In Pd-extended devices were hot-connected when plugged in, but that is no longer the case in Vanilla. The midi-dialog.tcl file is completely different in the two versions and depends on other .tcl files and probably also on the Pd binary, so midi-dialog.tcl cannot be simply replaced.
There is also a fixed limit of 9 midi devices. I think windows has a limit of 10, and the registry needs to be edited by removing an old entry before adding a new one.There are ways to set devices from within a patch using [midisettings]........ see set_midi-order.pd.... midisettings.zip
The idea is to reset the order of devices to what is required, by sending a list to Pd (a midi-dialog list).
It will need some work, using [midisettings] (part of the mediasettings external) as the names returned by the [listdevices( message are symbols with spaces inside.
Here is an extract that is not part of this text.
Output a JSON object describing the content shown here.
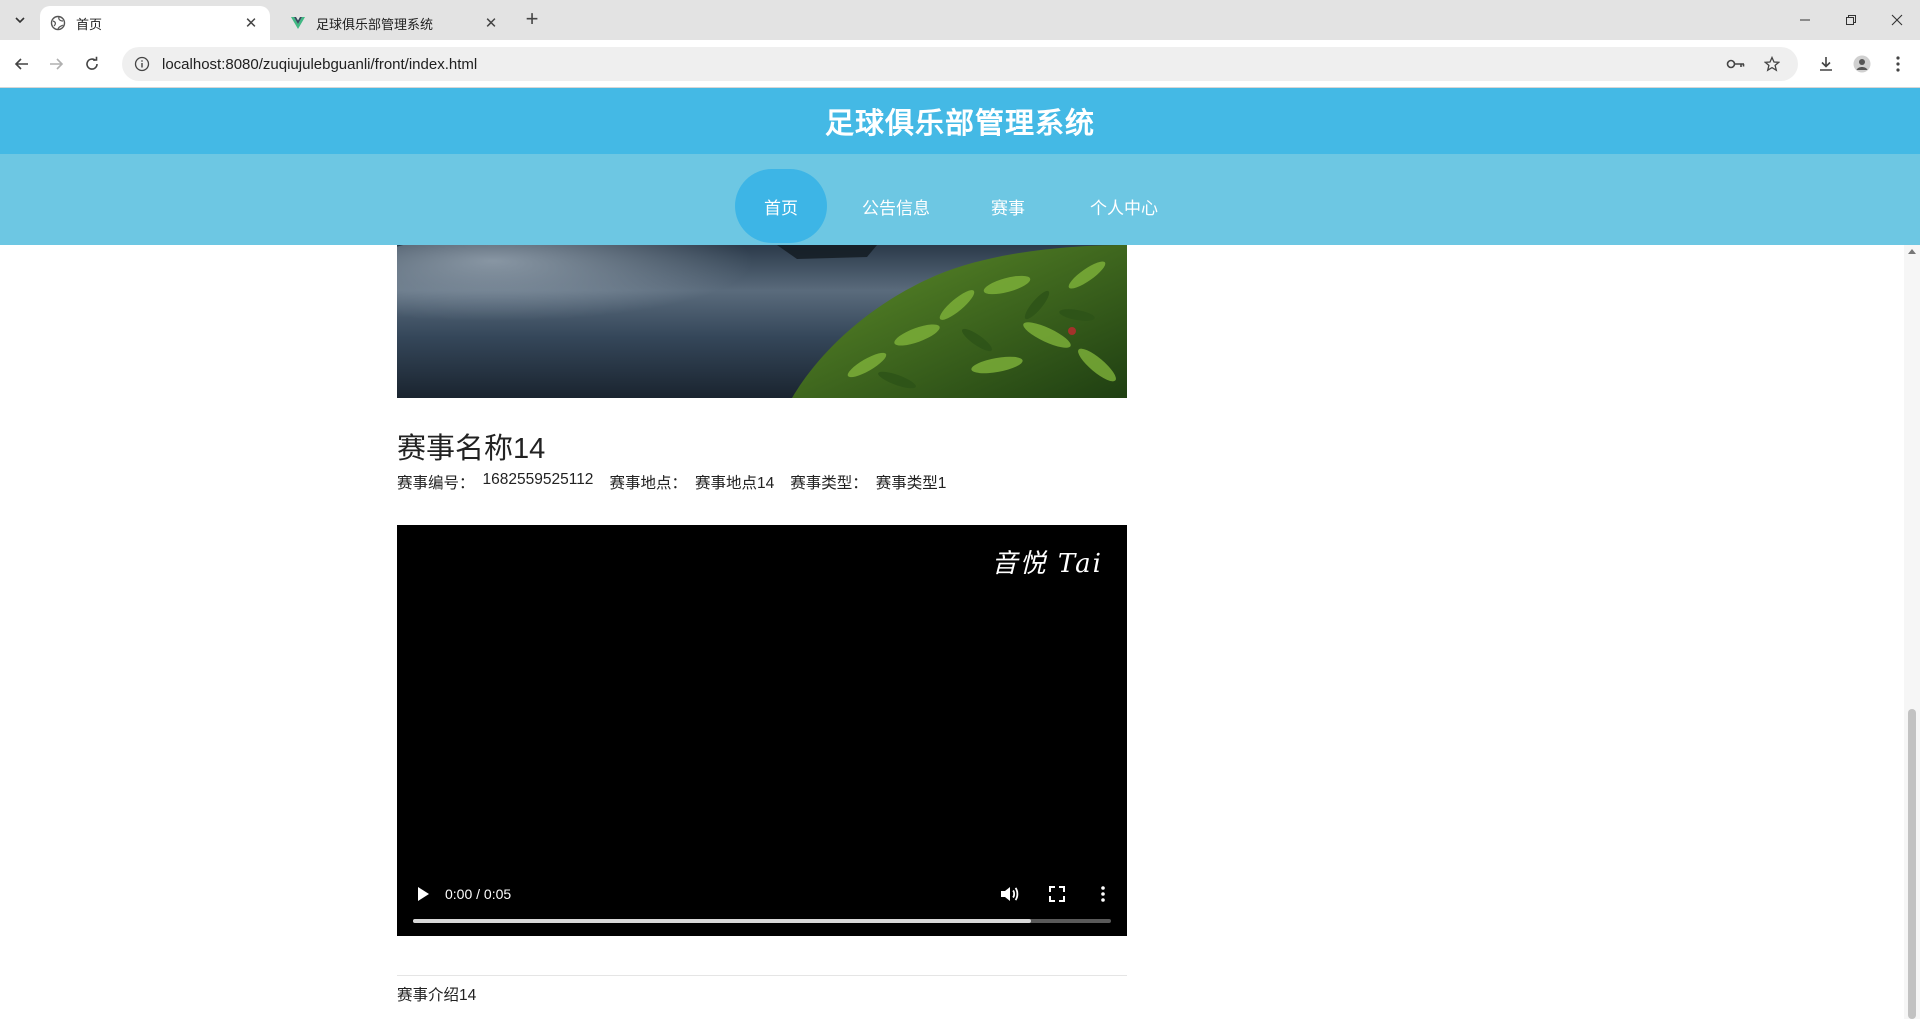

Since some version of vanilla the spaces can be escaped so the complete symbol can be used in the route object.... https://forum.pdpatchrepo.info/topic/13506/list-comparison/2
Otherwise, for older vanilla you will need [concat] which is in the thread.So get the midi device names with their order numbers, and then re-order the numbers by device name according to what you require, and then send the re-ordered numbers back to Pd in a [midi-dialog( message.
When you implement that it will no longer matter in what order you plug the devices or in what order they appear in the midi settings menu when you start Pd.Here is a quick re-write of set_midi-order.pd escaping spaces with a backslash for midi devices on my system....... set_midi-order.pd
The same can be achieved for audio devices using the [audio-dialog( message and [audiosettings].